Girls’ schools have been proven to counter the distinction between subjects previously regarded as “boys’ subjects” such as Maths and the Sciences, and “girls’ subjects” such as English and Foreign Languages. This dissolution of gender stereotyping gives girls a greater opportunity to take the subjects they wish to take, which in turn enables them to take the university courses they are best at.
It has also been proven that students behave much better in single-sex schools. In 2000, Benjamin Wright, the principal of the Thurgood Marshall Elementary School in Seattle (USA) changed the class from co-ed to single-sex. He was concerned by the 30 discipline referrals he received a day – 80% of which were boys. In a change Wright describes as “overnight”, the number of discipline cases plummeted to just one or two a day.
Some people argue that single-sex education is unnatural, because life is co-educational. Others believe that working together and growing up in school together teaches students of both sexes how to interact with the opposite sex; and how to treat people in general.
These ideas are very simplistic, and clearly not very well thought out. Yes, at school the students are with people of the same sex, but they obviously spend more time out of school than in it, where they spend time with friends and siblings of the opposite sex.

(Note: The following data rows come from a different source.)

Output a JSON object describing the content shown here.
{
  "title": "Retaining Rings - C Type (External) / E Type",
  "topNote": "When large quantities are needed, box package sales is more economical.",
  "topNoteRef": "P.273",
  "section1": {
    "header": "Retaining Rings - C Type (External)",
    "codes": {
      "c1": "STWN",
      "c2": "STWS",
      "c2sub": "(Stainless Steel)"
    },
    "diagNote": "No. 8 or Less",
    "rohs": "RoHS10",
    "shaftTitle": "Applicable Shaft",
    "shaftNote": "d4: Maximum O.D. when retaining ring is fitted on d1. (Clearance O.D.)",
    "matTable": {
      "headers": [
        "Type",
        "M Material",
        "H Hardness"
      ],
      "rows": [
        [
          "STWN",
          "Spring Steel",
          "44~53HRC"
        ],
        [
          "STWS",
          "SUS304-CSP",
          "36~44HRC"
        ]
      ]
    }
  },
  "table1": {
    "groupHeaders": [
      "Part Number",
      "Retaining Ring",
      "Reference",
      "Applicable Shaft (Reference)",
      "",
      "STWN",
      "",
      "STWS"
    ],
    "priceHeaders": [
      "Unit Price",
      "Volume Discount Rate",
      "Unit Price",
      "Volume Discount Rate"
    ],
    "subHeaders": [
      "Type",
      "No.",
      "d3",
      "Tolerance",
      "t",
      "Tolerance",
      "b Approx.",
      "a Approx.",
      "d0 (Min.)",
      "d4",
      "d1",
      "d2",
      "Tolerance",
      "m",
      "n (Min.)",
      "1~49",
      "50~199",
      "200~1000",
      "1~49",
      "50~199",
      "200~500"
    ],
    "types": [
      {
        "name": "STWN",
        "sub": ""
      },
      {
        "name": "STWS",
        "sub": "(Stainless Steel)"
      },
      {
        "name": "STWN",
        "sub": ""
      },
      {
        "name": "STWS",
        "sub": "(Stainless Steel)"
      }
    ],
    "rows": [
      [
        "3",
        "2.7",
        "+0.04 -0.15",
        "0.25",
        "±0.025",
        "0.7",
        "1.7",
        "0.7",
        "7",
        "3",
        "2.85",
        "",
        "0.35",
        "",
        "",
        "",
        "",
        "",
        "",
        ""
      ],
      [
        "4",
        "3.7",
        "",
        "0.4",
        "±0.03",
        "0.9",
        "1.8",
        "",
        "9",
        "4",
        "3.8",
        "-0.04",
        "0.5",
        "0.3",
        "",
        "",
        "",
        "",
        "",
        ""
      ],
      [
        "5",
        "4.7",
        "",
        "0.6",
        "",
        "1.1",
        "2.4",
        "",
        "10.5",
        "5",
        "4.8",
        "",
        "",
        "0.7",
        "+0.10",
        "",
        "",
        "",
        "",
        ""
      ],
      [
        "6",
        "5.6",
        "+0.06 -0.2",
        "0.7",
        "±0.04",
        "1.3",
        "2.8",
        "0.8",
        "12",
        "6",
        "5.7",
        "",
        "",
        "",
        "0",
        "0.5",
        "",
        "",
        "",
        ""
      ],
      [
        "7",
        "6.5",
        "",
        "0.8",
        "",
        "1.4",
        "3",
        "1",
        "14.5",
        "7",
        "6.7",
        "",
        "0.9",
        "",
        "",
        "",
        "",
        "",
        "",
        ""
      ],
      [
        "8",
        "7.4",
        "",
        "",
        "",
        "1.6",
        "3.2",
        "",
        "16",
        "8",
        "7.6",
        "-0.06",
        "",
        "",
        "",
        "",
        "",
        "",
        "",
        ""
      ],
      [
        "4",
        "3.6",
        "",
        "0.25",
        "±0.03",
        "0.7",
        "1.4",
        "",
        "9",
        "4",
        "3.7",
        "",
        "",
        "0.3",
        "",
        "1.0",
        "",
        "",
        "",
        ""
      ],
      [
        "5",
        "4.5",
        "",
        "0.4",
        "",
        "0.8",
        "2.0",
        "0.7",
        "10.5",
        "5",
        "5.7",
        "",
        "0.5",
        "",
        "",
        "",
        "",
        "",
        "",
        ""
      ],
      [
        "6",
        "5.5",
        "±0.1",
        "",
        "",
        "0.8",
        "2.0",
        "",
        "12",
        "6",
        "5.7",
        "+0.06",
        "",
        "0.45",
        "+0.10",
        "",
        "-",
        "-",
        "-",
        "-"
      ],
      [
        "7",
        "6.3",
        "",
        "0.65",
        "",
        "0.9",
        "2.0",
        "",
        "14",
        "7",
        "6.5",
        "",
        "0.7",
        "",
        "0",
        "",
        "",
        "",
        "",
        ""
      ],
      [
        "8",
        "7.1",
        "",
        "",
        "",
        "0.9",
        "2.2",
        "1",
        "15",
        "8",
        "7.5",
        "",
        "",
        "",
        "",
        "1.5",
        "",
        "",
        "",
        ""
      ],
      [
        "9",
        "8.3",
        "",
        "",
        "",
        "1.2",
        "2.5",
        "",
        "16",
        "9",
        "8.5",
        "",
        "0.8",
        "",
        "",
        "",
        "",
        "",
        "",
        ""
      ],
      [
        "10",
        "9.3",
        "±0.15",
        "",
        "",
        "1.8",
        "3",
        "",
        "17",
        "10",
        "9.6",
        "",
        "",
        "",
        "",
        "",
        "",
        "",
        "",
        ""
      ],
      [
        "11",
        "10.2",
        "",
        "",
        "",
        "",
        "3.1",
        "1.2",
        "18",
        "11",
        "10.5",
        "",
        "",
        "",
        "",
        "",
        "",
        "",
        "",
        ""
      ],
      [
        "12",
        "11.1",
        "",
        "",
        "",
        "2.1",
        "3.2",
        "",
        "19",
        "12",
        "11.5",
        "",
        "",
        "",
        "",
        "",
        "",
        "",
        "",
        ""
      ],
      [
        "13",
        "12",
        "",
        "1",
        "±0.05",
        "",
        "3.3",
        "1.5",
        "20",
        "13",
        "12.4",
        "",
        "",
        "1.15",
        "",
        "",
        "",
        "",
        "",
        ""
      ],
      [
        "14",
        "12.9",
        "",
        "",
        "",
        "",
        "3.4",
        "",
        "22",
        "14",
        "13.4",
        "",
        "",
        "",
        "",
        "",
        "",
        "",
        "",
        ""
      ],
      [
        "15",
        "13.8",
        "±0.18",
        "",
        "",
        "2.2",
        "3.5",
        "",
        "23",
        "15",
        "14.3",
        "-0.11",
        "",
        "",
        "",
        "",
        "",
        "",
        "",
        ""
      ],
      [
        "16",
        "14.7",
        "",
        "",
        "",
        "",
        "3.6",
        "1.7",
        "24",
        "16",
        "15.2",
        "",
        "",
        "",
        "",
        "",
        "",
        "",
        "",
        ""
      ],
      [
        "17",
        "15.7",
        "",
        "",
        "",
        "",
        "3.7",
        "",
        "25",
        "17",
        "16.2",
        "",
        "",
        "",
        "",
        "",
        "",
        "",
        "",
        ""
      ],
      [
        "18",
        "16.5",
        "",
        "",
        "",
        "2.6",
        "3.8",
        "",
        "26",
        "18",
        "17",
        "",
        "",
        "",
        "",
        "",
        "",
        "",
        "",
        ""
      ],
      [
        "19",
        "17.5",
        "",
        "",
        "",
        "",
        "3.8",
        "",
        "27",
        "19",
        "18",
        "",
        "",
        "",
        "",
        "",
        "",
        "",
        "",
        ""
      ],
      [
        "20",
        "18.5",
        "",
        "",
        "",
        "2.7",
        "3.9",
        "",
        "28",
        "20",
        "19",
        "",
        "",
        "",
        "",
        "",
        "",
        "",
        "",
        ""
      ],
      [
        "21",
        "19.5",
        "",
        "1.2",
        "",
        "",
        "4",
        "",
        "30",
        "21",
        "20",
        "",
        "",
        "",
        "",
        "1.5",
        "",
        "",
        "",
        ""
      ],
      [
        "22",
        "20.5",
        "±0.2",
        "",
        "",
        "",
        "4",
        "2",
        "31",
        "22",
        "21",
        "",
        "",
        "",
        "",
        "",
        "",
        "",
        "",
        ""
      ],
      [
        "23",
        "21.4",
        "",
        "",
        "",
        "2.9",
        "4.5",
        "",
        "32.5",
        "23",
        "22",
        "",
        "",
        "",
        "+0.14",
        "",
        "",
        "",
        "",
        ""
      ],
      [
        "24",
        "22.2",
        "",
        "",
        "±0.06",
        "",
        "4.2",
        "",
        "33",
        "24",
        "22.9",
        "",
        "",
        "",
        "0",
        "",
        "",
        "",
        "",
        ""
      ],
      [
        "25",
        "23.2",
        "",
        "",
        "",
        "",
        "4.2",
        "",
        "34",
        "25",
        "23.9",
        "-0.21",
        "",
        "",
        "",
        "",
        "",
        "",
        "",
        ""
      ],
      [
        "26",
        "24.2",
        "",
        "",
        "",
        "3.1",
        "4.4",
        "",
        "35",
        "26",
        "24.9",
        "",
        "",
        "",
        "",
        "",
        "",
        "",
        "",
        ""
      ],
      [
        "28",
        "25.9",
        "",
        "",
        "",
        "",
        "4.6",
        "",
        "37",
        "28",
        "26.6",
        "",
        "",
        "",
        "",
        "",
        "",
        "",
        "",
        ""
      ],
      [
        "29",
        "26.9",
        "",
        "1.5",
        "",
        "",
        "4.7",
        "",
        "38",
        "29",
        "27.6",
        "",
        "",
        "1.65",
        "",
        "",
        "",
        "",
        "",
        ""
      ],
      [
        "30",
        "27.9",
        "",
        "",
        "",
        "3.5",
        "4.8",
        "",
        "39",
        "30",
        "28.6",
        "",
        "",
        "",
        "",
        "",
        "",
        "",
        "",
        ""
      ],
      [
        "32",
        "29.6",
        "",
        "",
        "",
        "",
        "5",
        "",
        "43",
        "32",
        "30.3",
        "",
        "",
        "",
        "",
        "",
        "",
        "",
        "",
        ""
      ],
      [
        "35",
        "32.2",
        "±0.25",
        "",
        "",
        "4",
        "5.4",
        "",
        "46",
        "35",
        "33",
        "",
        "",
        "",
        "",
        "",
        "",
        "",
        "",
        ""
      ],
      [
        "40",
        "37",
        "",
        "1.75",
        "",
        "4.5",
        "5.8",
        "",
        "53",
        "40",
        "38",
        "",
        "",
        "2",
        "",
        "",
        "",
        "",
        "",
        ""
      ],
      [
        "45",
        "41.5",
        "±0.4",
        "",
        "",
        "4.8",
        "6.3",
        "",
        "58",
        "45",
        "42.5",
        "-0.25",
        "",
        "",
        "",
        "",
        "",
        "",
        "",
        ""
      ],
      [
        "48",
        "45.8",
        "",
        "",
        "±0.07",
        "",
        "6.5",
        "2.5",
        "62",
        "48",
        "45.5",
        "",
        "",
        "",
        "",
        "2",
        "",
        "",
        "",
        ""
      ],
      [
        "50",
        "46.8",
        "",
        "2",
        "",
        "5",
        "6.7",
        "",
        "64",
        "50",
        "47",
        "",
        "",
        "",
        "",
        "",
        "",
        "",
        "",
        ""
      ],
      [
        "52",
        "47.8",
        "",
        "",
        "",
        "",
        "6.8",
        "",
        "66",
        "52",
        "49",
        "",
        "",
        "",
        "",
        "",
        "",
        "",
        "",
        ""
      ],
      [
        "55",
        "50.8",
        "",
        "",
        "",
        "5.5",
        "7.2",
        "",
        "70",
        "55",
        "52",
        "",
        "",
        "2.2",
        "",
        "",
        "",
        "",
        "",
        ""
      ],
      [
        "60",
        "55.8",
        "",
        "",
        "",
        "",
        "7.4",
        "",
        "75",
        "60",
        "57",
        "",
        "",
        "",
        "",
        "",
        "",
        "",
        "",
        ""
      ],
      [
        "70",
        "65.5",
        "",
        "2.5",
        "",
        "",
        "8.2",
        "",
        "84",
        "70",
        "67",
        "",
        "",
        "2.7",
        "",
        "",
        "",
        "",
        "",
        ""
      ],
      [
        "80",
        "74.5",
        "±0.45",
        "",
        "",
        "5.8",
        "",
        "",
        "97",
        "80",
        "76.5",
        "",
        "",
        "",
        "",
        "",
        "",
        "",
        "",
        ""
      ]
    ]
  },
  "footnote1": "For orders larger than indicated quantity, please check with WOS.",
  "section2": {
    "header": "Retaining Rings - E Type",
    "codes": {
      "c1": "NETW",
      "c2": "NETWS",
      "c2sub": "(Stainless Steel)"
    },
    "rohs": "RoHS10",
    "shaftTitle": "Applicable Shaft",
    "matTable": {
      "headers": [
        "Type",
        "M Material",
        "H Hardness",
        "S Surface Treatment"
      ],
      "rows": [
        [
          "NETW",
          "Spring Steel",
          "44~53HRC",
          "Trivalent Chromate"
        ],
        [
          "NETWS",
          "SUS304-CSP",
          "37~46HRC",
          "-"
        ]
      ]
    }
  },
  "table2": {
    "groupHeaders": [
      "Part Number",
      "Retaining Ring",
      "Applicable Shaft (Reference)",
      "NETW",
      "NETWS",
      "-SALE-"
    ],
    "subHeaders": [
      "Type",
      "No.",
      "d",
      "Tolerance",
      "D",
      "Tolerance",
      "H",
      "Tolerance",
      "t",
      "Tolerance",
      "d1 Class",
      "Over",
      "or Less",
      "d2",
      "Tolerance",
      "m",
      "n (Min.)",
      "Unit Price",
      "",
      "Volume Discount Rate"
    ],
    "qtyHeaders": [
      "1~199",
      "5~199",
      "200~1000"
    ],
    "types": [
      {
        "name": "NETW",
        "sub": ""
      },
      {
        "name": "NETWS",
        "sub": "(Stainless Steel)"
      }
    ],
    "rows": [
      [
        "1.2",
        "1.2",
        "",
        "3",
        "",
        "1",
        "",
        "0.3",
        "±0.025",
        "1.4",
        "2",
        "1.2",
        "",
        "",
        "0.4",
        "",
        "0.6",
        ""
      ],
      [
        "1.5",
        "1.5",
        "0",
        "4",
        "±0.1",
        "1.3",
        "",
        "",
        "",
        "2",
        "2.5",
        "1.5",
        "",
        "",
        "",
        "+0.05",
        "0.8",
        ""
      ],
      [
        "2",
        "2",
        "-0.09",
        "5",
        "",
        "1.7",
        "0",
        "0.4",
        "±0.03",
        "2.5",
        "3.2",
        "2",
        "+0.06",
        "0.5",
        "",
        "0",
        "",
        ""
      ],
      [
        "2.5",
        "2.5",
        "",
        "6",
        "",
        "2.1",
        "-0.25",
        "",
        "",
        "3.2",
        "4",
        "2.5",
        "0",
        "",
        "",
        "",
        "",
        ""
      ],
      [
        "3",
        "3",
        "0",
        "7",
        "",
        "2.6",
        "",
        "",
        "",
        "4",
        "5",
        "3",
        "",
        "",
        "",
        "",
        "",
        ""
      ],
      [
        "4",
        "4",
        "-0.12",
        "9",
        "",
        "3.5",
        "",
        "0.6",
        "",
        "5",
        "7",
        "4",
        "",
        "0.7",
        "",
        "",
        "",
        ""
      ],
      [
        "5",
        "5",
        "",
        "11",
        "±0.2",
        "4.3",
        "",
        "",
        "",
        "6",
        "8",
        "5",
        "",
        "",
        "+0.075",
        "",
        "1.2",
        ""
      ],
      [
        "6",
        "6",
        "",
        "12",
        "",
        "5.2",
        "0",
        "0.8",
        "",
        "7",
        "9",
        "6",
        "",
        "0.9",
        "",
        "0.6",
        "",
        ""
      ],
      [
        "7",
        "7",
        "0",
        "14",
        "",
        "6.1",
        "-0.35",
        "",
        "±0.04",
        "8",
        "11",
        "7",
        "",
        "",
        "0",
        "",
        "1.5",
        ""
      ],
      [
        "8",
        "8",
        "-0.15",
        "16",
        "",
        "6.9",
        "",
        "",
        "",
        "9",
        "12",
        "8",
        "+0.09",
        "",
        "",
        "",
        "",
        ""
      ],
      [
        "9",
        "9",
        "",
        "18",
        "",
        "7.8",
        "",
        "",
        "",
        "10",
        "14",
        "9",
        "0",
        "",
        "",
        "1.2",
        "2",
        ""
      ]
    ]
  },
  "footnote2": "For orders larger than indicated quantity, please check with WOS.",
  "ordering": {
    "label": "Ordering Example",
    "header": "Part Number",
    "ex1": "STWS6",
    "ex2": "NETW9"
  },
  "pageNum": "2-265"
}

The correct way to interact with people of the opposite sex can also be learned out of school very easily; it is almost innate.
In an Australian Council for Educational Research study, lasting 6 years and ending in 2001, and involving 270,000 students, researchers found that both boys and girls taught in single-sex classrooms scored on average 15 to 22 percentile higher in exams than those taught in co-ed classrooms. They also found, behaviour was better in single-sex classes.
Benjamin Wright (previously mentioned) also found that the boys improved academically- they “shocked the state” when they jumped from the 10-30% listing (in the Washington Assessment of Student Learning) to 73%. The reading average also increased from 20% to 66%. They even outperformed the other boys in the state in terms of writing- they soared from a poor percentile of 20-something% to 53%!
An inner-city high school in Montreal, Canada, switched from co-ed to single-sex, and absences decreased from 20% to just 7%. The pass rate in the final exams increased from 65% to 80%.
The county high school in Mill Hill split into a boys’ wing and a girls’ wing in 1994, and since then, the percentage of pupils scoring high in GCSE examinations has risen from 40% to 79%. Dr. Alan Davidson, the principal in this school, agrees with Dr. Jo-Ann Deak in saying, “Men and women’s brains are different. It is crucial that we in education recognise that.”
I attended a single-sex (secondary) grammar school, and I must say that the atmosphere was beneficial to my learning. I did not have to fear seeming imperfect to girls in drama or any performances, and I was better behaved than I was in primary school. I almost absorbed information like a sponge absorbs water; learning was very easy when I in a class full of boys.
In conclusion, it is crystal clear that single-sex education is better than co-education, and it is well evidenced. Students in single-sex education benefit from the atmosphere, they are more will to behave well and to learn; they improve academically, and they develop into productive members of society, becoming more confident and active in leadership roles. It would be a slight on the part of the Government to keep this country’s education system mostly co-education, as it stifles children, so that they cannot become the best they can be.